Berdasarkan ketentuan pasal 11 huruf g Peraturan Menteri Ke-uangan RI nomor 124/PMK.04/2007 tentang Registrasi Importir, dikecualikan dari kewajiban untuk melakukan registrasi importir diantaranya adalah bagi importir yang melakukan pemenuhan kewajiban pabean tertentu yang berkaitan dengan barang-barang yang mendapat persetujuan impor tanpa API/APIT dari instansi terkait yang menerbitkan API/APIT.
Memperhatikan ketentuan tersebut, atas impor kembali barang ekspor yang ditolak pembeli di luar negeri, eksportir tidak perlu melakukan registrasi kepabeanan (memiliki NIK).
Eksportir hanya perlu menga-jukan izin impor tanpa API kepada Direktur Impor, Ditjen Perdagangan Luar Negeri, Depdag.

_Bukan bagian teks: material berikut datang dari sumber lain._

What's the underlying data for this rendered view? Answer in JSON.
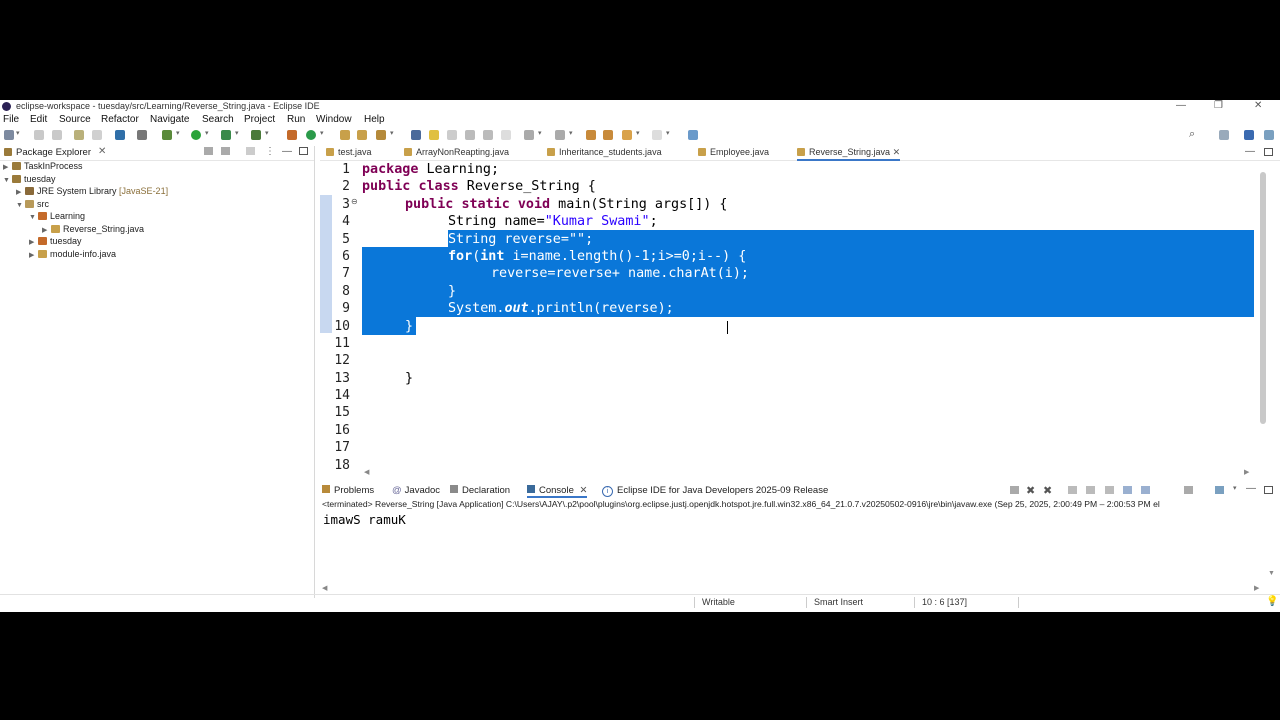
{
  "window": {
    "title": "eclipse-workspace - tuesday/src/Learning/Reverse_String.java - Eclipse IDE"
  },
  "menu": [
    "File",
    "Edit",
    "Source",
    "Refactor",
    "Navigate",
    "Search",
    "Project",
    "Run",
    "Window",
    "Help"
  ],
  "package_explorer": {
    "tab_label": "Package Explorer",
    "tree": [
      {
        "label": "TaskInProcess",
        "extra": ""
      },
      {
        "label": "tuesday",
        "extra": ""
      },
      {
        "label": "JRE System Library",
        "extra": "[JavaSE-21]"
      },
      {
        "label": "src",
        "extra": ""
      },
      {
        "label": "Learning",
        "extra": ""
      },
      {
        "label": "Reverse_String.java",
        "extra": ""
      },
      {
        "label": "tuesday",
        "extra": ""
      },
      {
        "label": "module-info.java",
        "extra": ""
      }
    ]
  },
  "editor_tabs": [
    "test.java",
    "ArrayNonReapting.java",
    "Inheritance_students.java",
    "Employee.java",
    "Reverse_String.java"
  ],
  "code": {
    "line_numbers": [
      "1",
      "2",
      "3",
      "4",
      "5",
      "6",
      "7",
      "8",
      "9",
      "10",
      "11",
      "12",
      "13",
      "14",
      "15",
      "16",
      "17",
      "18"
    ],
    "l1": {
      "kw": "package",
      "rest": " Learning;"
    },
    "l2": {
      "kw1": "public",
      "kw2": "class",
      "rest": " Reverse_String {"
    },
    "l3": {
      "kw1": "public",
      "kw2": "static",
      "kw3": "void",
      "rest": " main(String args[]) {"
    },
    "l4": {
      "pre": "String name=",
      "str": "\"Kumar Swami\"",
      "post": ";"
    },
    "l5": {
      "pre": "String reverse=",
      "str": "\"\"",
      "post": ";"
    },
    "l6": {
      "kw1": "for",
      "pre": "(",
      "kw2": "int",
      "rest": " i=name.length()-1;i>=0;i--) {"
    },
    "l7": {
      "text": "reverse=reverse+ name.charAt(i);"
    },
    "l8": {
      "text": "}"
    },
    "l9": {
      "pre": "System.",
      "fld": "out",
      "post": ".println(reverse);"
    },
    "l10": {
      "text": "}"
    },
    "l13": {
      "text": "}"
    }
  },
  "console": {
    "tabs": [
      "Problems",
      "Javadoc",
      "Declaration",
      "Console",
      "Eclipse IDE for Java Developers 2025-09 Release"
    ],
    "terminated": "<terminated> Reverse_String [Java Application] C:\\Users\\AJAY\\.p2\\pool\\plugins\\org.eclipse.justj.openjdk.hotspot.jre.full.win32.x86_64_21.0.7.v20250502-0916\\jre\\bin\\javaw.exe (Sep 25, 2025, 2:00:49 PM – 2:00:53 PM el",
    "output": "imawS ramuK"
  },
  "status": {
    "writable": "Writable",
    "insert_mode": "Smart Insert",
    "position": "10 : 6 [137]"
  },
  "colors": {
    "selection": "#0a77d9",
    "keyword": "#7f0055",
    "string": "#2a00ff"
  }
}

Setelah mendapatkan surat izin impor tanpa API tersebut, eksportir dapat melakukan impor kembali tanpa memiliki NIK setelah mendapat izin dari Kepala Kantor Pabean tempat pemasukan.

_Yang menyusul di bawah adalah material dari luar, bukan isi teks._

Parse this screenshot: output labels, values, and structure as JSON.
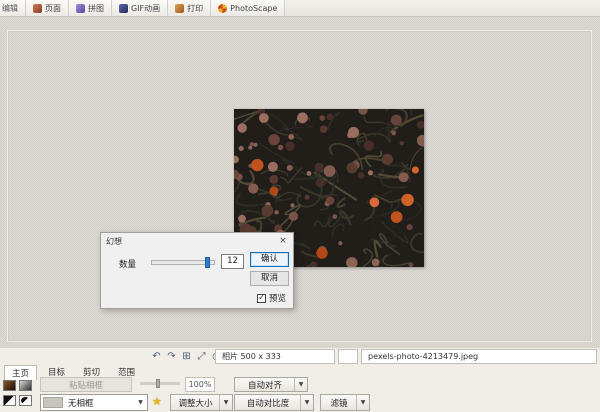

Para pelaku usaha (eksportir) tidak menginginkan adanya penolakan terhadap barang atau komoditi yang diekspor, oleh karena itu diperlukan kemudahan dan kebijakan khusus terhadap impor barang tolakan.
Di tempat terpisah, Isdarmawan Asrikan, Ketua Gabungan Perusahaan Ekspor Indonesia (GPEI) Jawa Timur menyampaikan bahwa “pada dasarnya eksportir tidak menghendaki adanya penolakan terhadap barang ekspornya sehingga harus diimpor kembali, yang sering terjadi karena adanya penurunan harga atau perbedaan kualitas serta kesengajaan pembeli yang nakal.”

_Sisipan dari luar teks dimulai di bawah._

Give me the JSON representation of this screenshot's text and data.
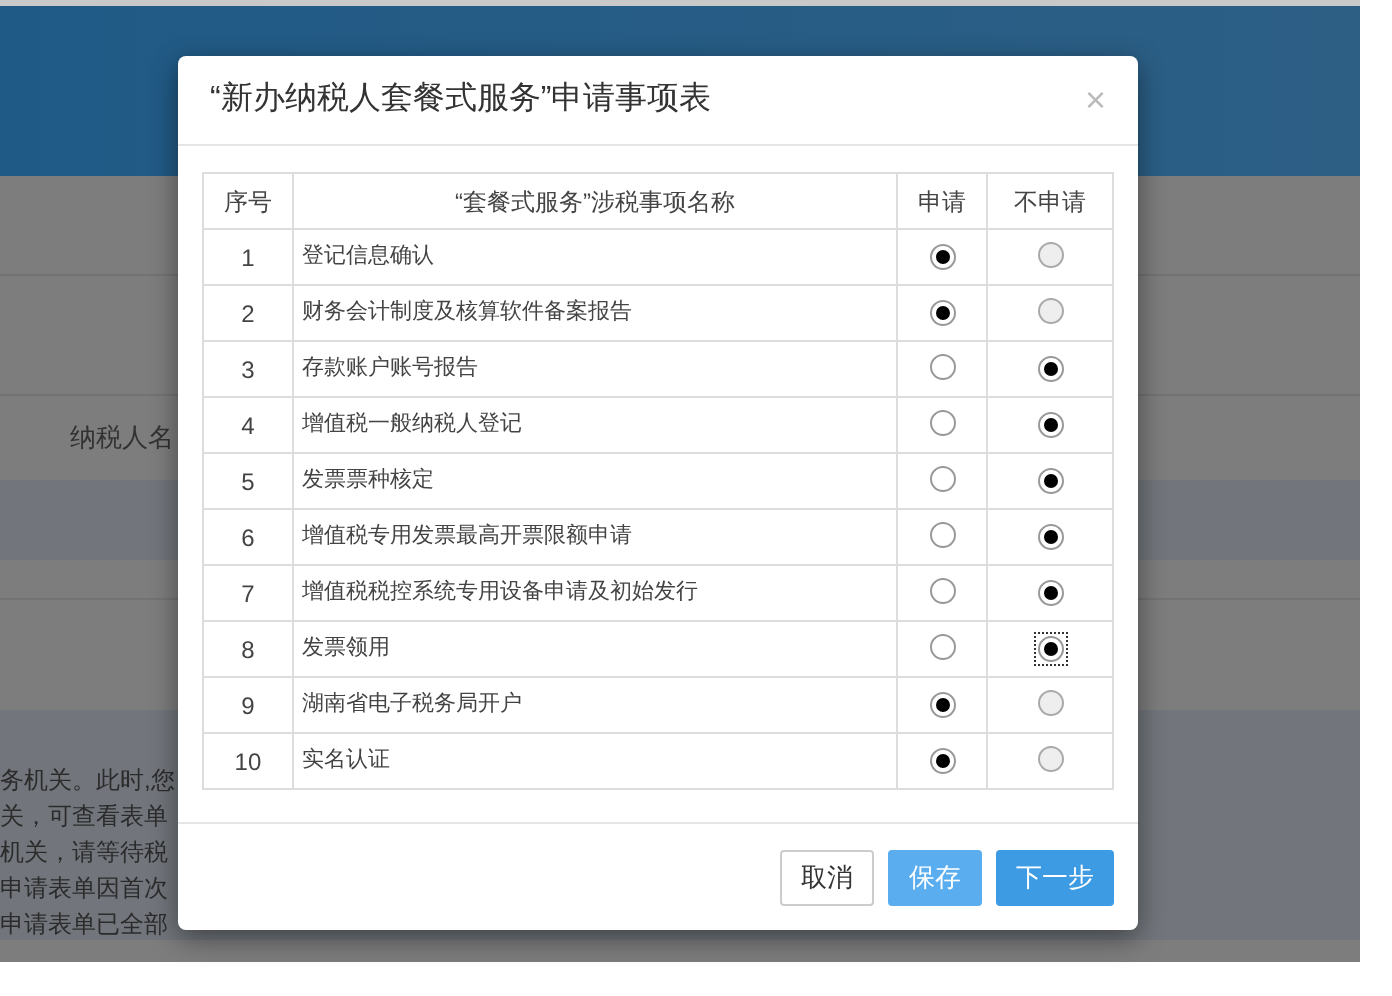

Permasalahan tersebut diharapkan mendapat tanggapan lebih serius dari Pemerintah, sebab dalam proses penolakan tersebut eksportir dihadapkan pada posisi sulit, kalau tidak menjual barang atau komoditi yang dijual lebih rendah dari harga pokok (rugi, red) terpaksa harus menarik kembali barang tersebut dan hal ini dianggap sebagai barang impor.
Sementara itu, saat mengimpor barang tolakan tersebut terkadang mengalami hambatan dilapangan diantaranya masalah regulasi / ijin yang pengurusannya memerlukan waktu dan biaya, hal tersebut akan semakin menurunkan nilai barang yang diimpor.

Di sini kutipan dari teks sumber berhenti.